Así experimentamos la ley de la vida: todo desaparece y se recrea en formas no conocidas, en los individuos, las corporaciones y las épocas. La antigua civilización cristiana occidental terminó su ciclo, y los jefes de Estado de las principales naciones del mundo le dieron la despedida en Roma, cuna del antiguo imperio y centro de la sociedad moderna. Con fausto y esplendor la Humanidad se despidió del tiempo que se va; un largo silencio se extiende por las sementeras guardando las ideas que liberarán a los hombres de la red de opresiones, desde al ansia de posesiones materiales, hasta los dogmas que tiranizan a las almas.

Las ceremonias han concluido. Miami recupera su movimiento de turistas y compradores. La Plaza de San Pedro está vacía con algunos visitantes rezagados y curiosos holgazaneando. En los espacios abiertos los empleados municipales limpian las baldosas y recogen la basura. Hay silencio.

En Florida, una chica camina al atardecer por una playa solitaria junto al mar. Terri sueña pensativa en la luz crepuscular que la envuelve con el suave ritmo de las olas que se aquietan en la arena, en el agua que se extiende hasta el horizonte, en el cielo azul. No recuerda nada, ha olvidado su pasado, su nombre, no sabe con quien ha estado; tampoco sabe a donde va.
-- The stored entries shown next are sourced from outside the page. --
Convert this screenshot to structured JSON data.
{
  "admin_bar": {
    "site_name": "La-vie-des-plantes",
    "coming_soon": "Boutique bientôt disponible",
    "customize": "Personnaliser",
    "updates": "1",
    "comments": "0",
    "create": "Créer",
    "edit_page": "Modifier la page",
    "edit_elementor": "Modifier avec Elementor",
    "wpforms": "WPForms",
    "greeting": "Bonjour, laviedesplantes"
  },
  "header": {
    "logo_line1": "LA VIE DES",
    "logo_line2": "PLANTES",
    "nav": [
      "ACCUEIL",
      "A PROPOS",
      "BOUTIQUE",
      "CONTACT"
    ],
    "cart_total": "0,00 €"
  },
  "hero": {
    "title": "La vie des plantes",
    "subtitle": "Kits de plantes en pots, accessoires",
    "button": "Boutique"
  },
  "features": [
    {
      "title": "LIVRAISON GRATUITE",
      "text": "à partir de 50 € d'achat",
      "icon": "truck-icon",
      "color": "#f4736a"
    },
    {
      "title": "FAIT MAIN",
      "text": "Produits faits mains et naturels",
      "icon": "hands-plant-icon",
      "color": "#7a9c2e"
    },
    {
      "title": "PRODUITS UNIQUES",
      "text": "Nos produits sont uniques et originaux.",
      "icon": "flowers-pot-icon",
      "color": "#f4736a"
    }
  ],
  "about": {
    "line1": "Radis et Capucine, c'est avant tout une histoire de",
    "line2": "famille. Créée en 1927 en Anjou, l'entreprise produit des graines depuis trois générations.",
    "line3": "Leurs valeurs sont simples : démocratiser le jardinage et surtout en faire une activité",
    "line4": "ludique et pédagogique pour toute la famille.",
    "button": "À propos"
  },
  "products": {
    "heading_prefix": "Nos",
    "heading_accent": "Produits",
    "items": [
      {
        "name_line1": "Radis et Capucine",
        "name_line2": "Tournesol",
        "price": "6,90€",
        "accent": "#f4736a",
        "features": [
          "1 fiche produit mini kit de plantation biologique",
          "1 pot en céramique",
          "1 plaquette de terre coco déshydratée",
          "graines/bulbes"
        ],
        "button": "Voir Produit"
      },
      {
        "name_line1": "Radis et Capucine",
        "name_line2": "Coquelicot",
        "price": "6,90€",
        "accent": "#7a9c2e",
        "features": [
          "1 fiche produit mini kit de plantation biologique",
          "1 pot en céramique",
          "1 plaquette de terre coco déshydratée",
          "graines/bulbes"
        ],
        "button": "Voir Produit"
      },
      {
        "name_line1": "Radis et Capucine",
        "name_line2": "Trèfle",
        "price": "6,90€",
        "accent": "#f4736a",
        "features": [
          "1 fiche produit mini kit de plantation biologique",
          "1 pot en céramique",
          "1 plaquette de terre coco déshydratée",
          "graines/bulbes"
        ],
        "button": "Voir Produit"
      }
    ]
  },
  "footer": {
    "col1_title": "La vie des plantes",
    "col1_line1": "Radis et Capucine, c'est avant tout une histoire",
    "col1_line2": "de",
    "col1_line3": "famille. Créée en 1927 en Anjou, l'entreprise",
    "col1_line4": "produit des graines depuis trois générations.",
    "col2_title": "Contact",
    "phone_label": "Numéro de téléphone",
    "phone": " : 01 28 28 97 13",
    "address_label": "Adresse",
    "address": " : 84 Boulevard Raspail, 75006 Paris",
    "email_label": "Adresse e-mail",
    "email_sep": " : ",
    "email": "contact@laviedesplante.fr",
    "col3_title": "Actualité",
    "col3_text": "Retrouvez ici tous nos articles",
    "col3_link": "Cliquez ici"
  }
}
Está en paz y sonríe, porque nada de eso le importa. Le agrada caminar, se siente feliz, sin mojarse los pies. Libremente se deja llevar a donde su corazón la quiera llevar. Y se interna en el mar.

En otro lugar, el joven Karol Woytila pasea por un bosque de pinos en los llanos de Polonia. Él tampoco sabe cómo se llama, ni recuerda ciudades, personas, estudios o proyectos. El aroma de los pinos es maravilloso; esa mañana los rayos del sol penetran en las ramas iluminando las flores del suelo. Un manantial baja por las rocas, pero no tiene sed, ni hambre, ni frío. Se siente muy bien, como nunca lo había estado. Subiendo por las colinas llega a un espacio abierto, pleno de sol, por encima de los bosques. Y casi sin quererlo, se eleva sobre los pinos, deslizándose hacia las montañas del horizonte, blancas de nieve.